On languages

The Engwelian language essentially exists in two forms now: the high language spoken by the learned people; and the low language spoken by commoners. It is, however, wrong to think that the low, or folk Engwelian is a corrupted form of the high language.

Both these languages descended from the language of the Old Empire. When the Old Empire broke down, its original language also started breaking down and gave rise to national languages of various peoples, but its original form was still spoken as a common language in the ports and markets of the Old Continent, albeit in a simplified form.

The original, unadulterated language of the Old Empire also remained in use long after its breakdown, as an auxiliary language of diplomacy, religion, and science.

When our ancestors fled the Old Continent to escape from the Flood, those old languages switched from their auxiliary roles to primary languages, since Flood survivors from various nations needed to communicate, and none of the groups were numerous enough to force their national language on everyone else. Naturally, they turned to languages that everyone had at least a rudimentary command of: one variant of the Old Empire’s language or another.

National languages definitely had an influence on the new common language, and many words of ancient origin were replaced by loanwords. Still, its grammar decayed much earlier, and its grammatical simplicity is what the learned people usually see as its most offensive quality.

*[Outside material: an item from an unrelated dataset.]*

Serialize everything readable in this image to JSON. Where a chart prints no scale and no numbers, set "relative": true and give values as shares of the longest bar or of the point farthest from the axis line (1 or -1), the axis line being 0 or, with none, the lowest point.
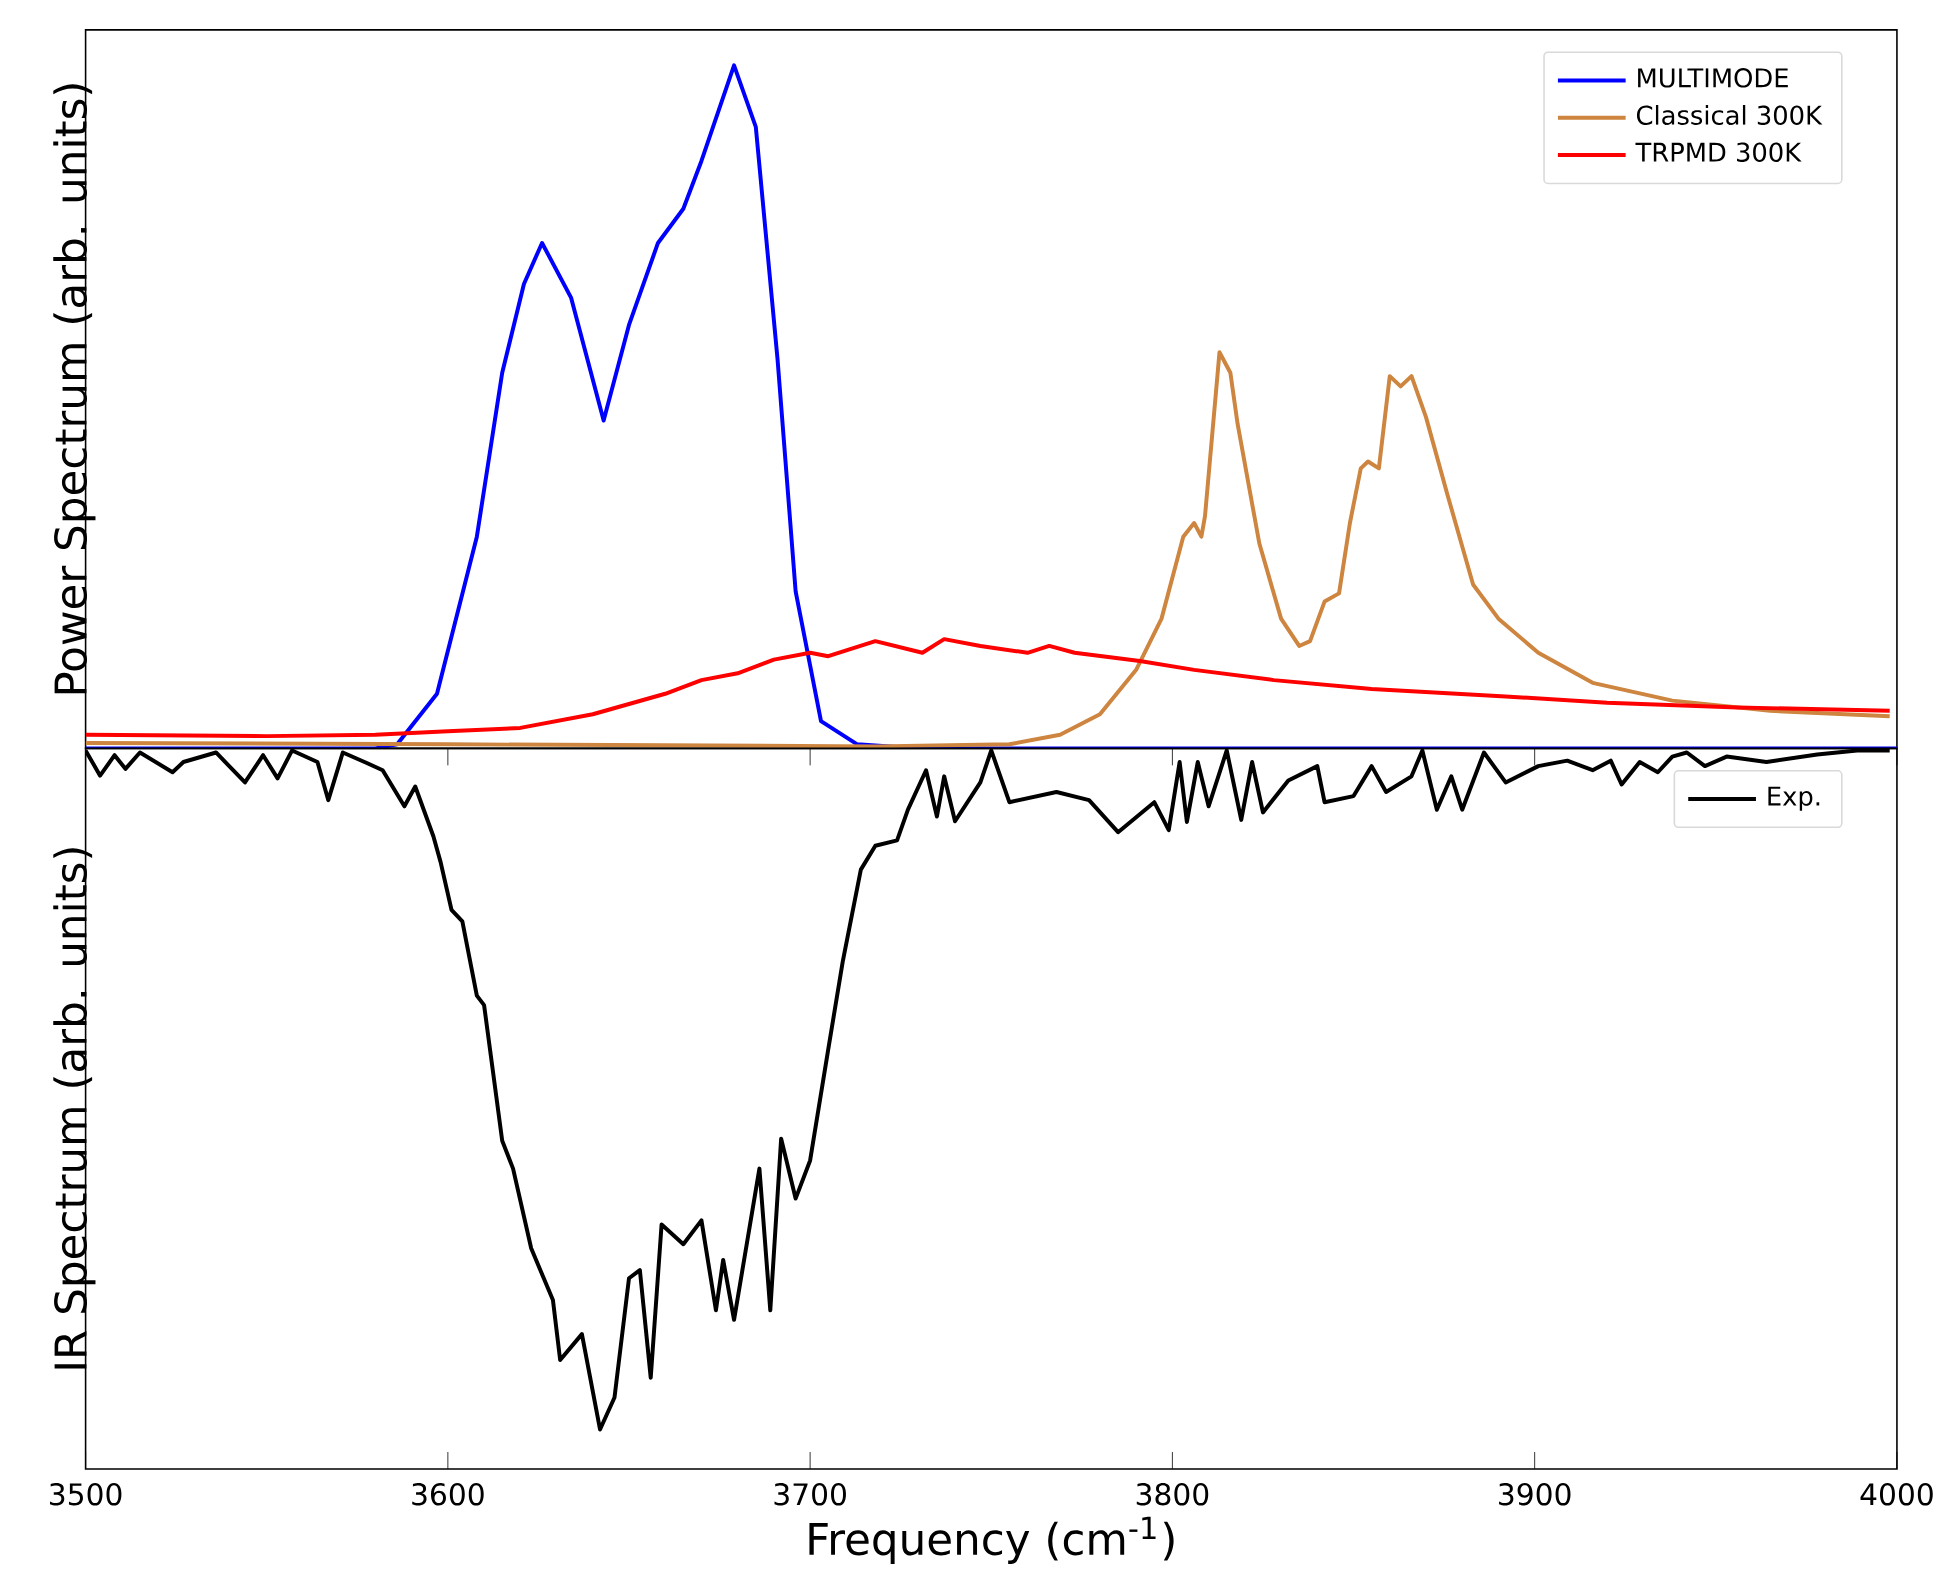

For example, most commoners do not make a distinction between “I write” and “I am writing”, or between “I spoke” and “I have spoken”. That is, however, not a recent development but its original deficiency: folk songs that usually pass between generations unchanged confirm that those distinctions were lost on the illiterate folk for centuries already, before the Flood, and possibly even earlier.

However, as primitive as it is, even the simplistic folk Engwelian sounds precise and elegant compared to the language of the original inhabitants of the Last Isles, the Gaedelech people.